When we put all of these ideas together a clear picture of the Holy Spirit as down payment emerges. We have immediate possession of God’s salvation in Christ. Of that fact the Holy Spirit is the guarantee as He is poured out into the church on Pentecost and dwells in the hearts of believers. This means that the Holy Spirit is God’s pledge to us that He will give us the whole of our salvation in the day of Christ. Then we shall receive the balance of our inheritance, which we now possess in part.
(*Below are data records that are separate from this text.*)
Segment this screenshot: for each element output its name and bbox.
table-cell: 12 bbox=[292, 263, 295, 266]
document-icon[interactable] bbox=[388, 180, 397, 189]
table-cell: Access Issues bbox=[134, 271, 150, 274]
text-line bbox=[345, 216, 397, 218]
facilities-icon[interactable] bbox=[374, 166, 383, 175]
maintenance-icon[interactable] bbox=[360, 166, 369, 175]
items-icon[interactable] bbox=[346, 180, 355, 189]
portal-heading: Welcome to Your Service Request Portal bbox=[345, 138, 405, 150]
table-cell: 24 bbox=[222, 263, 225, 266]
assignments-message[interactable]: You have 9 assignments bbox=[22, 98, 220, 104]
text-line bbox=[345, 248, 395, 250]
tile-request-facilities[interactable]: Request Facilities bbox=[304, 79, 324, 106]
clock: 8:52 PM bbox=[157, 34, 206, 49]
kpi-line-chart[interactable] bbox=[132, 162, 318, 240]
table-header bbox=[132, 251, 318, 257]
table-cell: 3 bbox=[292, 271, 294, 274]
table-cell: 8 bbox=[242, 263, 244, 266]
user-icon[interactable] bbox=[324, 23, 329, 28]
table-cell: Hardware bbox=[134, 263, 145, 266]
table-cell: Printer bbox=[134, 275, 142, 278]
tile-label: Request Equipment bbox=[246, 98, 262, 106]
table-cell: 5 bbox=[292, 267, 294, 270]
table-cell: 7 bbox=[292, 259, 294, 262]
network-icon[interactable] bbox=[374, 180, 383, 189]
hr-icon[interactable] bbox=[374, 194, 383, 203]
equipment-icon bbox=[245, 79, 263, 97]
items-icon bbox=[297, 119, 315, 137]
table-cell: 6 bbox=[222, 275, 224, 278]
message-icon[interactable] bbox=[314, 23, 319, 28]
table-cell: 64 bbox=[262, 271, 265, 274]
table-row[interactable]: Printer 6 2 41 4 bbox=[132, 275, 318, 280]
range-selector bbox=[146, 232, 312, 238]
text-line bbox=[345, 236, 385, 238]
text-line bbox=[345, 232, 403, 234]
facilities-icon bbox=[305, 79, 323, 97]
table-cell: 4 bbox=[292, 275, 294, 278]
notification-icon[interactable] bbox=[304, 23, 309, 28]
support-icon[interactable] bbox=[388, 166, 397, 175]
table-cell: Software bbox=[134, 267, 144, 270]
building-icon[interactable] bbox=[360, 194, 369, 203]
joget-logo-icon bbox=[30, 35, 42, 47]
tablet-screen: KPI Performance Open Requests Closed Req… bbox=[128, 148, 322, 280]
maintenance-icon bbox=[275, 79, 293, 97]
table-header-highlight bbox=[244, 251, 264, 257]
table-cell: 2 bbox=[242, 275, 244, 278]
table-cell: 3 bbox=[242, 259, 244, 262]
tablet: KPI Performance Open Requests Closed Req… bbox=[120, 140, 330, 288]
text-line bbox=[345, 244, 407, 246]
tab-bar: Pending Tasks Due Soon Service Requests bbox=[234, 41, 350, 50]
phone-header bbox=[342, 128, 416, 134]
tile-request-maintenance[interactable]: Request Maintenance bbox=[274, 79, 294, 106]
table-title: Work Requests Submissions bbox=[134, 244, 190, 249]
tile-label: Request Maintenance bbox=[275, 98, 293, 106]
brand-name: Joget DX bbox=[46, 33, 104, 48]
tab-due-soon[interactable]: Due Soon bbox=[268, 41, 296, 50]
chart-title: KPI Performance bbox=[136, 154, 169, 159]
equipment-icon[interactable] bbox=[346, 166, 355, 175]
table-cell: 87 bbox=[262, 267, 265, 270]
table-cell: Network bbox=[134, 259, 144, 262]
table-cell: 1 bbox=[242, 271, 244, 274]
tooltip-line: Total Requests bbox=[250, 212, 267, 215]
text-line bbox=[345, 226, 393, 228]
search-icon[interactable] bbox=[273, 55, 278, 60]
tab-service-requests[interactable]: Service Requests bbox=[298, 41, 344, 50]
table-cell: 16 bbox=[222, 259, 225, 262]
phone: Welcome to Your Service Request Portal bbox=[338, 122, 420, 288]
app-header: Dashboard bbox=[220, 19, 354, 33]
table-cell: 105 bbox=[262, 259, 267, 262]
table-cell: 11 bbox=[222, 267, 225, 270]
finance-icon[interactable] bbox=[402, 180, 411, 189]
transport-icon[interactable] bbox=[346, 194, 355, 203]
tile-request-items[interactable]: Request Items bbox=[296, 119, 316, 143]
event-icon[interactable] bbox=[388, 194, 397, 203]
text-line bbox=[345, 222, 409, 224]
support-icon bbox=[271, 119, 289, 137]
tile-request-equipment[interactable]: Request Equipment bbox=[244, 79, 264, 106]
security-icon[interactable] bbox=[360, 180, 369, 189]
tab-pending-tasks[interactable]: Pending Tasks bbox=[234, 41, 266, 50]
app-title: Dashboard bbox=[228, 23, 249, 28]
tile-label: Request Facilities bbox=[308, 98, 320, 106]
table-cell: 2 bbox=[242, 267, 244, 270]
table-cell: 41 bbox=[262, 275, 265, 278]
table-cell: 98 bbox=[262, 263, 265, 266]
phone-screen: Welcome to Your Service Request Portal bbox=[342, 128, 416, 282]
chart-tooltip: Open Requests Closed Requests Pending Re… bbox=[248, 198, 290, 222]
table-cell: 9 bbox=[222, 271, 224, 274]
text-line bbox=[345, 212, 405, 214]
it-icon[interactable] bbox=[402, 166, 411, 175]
God has assured us by giving us the Holy Spirit in our hearts that He will pay the balance. 

Moreover, the down payment is the Spirit of Christ as He dwells in believers subjectively. Though all of the work of the Holy Spirit is in a sense subjective, this needs stress. The point is that although we must avoid being engulfed in the morass of subjectivism, we may not ignore the fact that there is a rightful place for Christian experience. And this is exactly what the Holy Spirit as down payment is all about—experiential assurance and certainty. We know because the Holy Spirit is our guarantee that the good work which our sovereign God has begun in us he will surely perfect and realize in the day of Christ. And when we recognize that God witnesses this Himself in the Person of His Holy Spirit in our very hearts, then our assurance can only increase. 

This does not mean, however, that the possession of the Holy Spirit as guarantee is purely subjective in character. It is also objective, for this aspect of the work of the Holy Spirit is inseparably connected with the other aspects of His work mentioned in the Scriptures. Perhaps the question might arise, “How do I know that I have the Holy Spirit as God’s down payment?” In answer I would point to the truth that this same Spirit Who is the guarantee is also the author of other works of grace. His work, after all, is principally one, though it has several aspects. For example, the Holy Spirit is our Paraclete or Intercessor with the Father in heaven. That is, He pleads on our behalf on the basis of the finished work of Christ, appealing to the justice of God regarding our right to the final inheritance of glory. Immediately the connection is evident. Not only does the Holy Spirit guarantee us that He is our Paraclete, but He also pledges to us that the same inheritance for which He pleads as our Intercessor is in reality ours. The functions of the Holy Spirit as Paraclete and down payment both concern the final inheritance, the former from an objective viewpoint, the latter from the subjective. Certainly we believe the one; is it harder to believe the other? Besides, this same Holy Spirit as the Spirit of Christ is also the giver of the gifts of the Spirit (I Corinthians 12), which are objective proofs of His presence within the believer. The possession of the Holy Spirit as guarantee cannot be denied any more than can the presence of the Spirit in believers as manifested in the gifts and fruits of the Spirit. 

All of this has a very practical significance for the child of God. Most or all of us are at one time or another plagued by doubts about the certainty of our salvation. We wonder if we really do possess the Holy Spirit as God’s down payment. Perhaps we even go a step further and question whether, although we have the Spirit of Christ, He is active as God’s guarantee. The answer of God’s Word is that He must be, whether or not we are always equally conscious of His operation as such. When we possess the Spirit of Christ, we have God’s down payment. In the words of I John 4:13, “Hereby know we that we dwell in him and he in us, because he hath given us of his Spirit.” And then, too, we have the firm and unshakeable assurance of our final inheritance in all its perfection and glory.